El cambio se lo atribuye a la gélida bruma que lo envolvió en el estudio. “un designio superior, que tiene un propósito, un mensaje, algo fuera de mi alcance”, pensó.
            Quiso aprovechar el regalo del destino, con la sospecha del engaño de su mujer con algún empleado de la oficina. Eran casi las seis de la tarde, hora de salida. Se apostó en una mesa resguardada del café cercano al centro de trabajo. Y, en efecto, Matilde y el químico Laureano Beteta, llegaron y ocuparon una mesa afuera del local. El trato cariñoso, no se hizo esperar… 
            Los celos se manifestaron inmediatamente: ¡Tenía que saber de qué hablaban, qué tramaban! Vio cómo, antes de despedirse, el químico le entregó un pequeño frasco ámbar que Matilde guardó en su bolso.
            Compró un aparato para oír a distancia y una grabadora. Llegó a casa por la noche, saludó a su esposa con un ligero beso en la mejilla y se fue a dormir.
            Por la mañana comprobó que el sortilegio seguía actuando, conocía de antemano las noticias y las acciones emprendidas ese día. Todo igual, menos lo referente a las actividades desarrolladas respecto a Matilde . Por la tarde se instaló en la cafetería, y comenzó el acecho. 
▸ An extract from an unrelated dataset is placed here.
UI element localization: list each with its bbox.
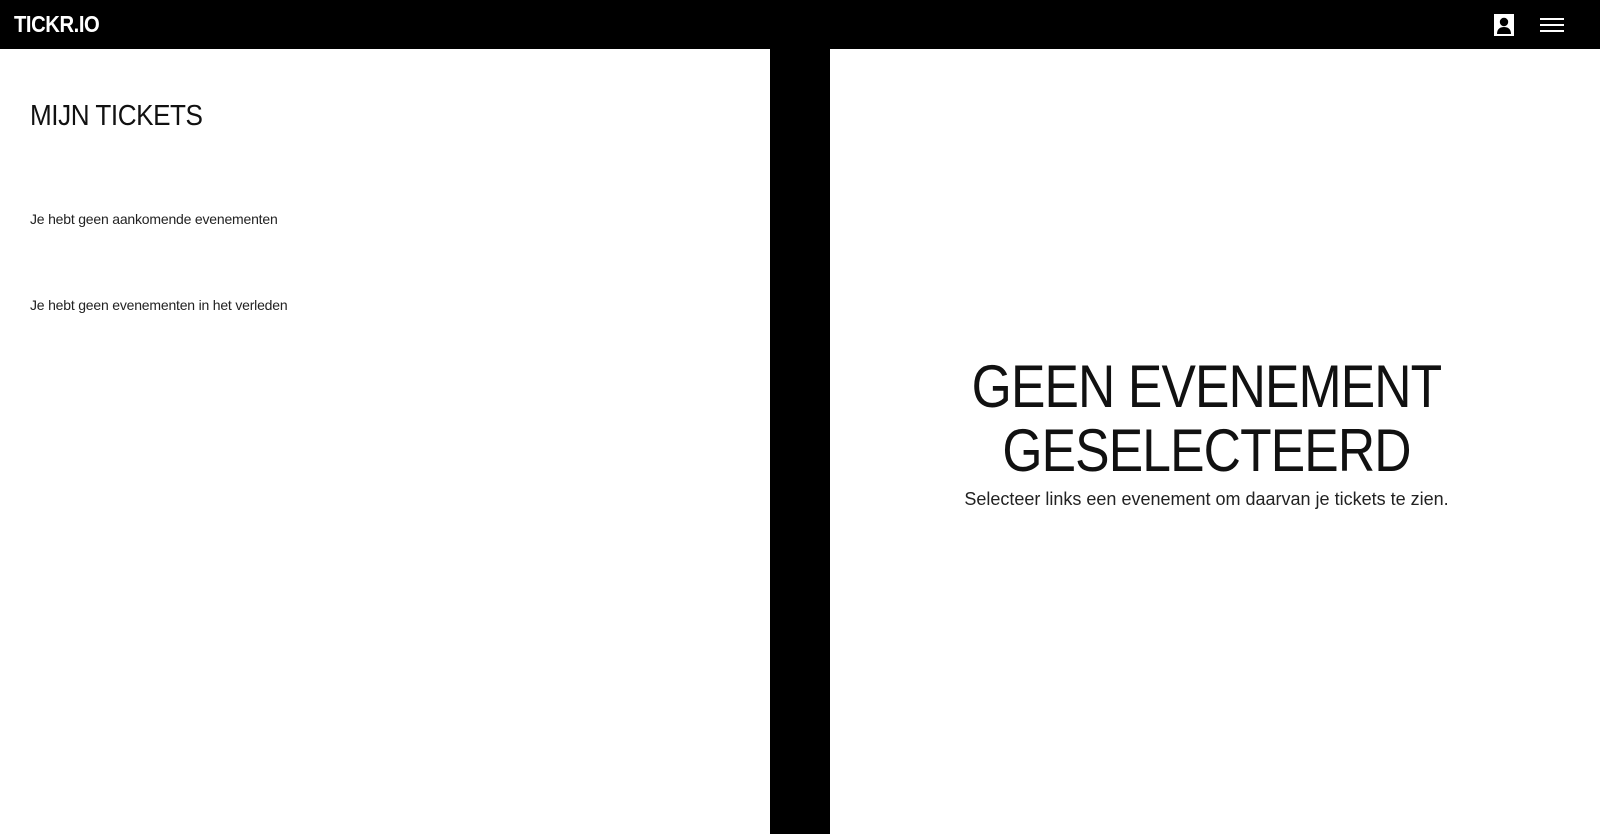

Cinco días retrocediendo en la vida fueron suficientes para saber que querían envenenarlo con el sustrato del hongo de la muerte (Amanita Phalloides), preparado por Laureano

Entró al estudio temprano, y encendió el computador. Al igual que el día que cambió todo, la mañana era gris, la viscosa neblina se aferró a la ventana y se introdujo en la habitación hasta cubrirlo, y apresarlo en el frío ambiente. Momentos después, sintió el repentino cambio: los rayos fulgentes del sol matinal ahuyentaron poco a poco la bruma y calentaron el recinto. Volvió su mirada al ordenador y se fijó en la fecha: 18 de marzo. Rememoraba todo lo referente al sortilegio, pero se le habían borrado los recuerdos de los espacios sustituidos. Lo que recordó con angustia y desesperación, fue qué ¡ese día, lo envenenarían!
            Subió sigilosamente a la habitación, comprobó que su esposa estaba en el baño, buscó su bolsa, y cambió el frasco por uno igual, con una sustancia inocua. En la cocina vació el contenido mortal en la ensalada y sándwich de la fiambrera de Matilde. Su esposa, antes de irse a trabajar, hizo lo mismo con el desayuno de Alberto.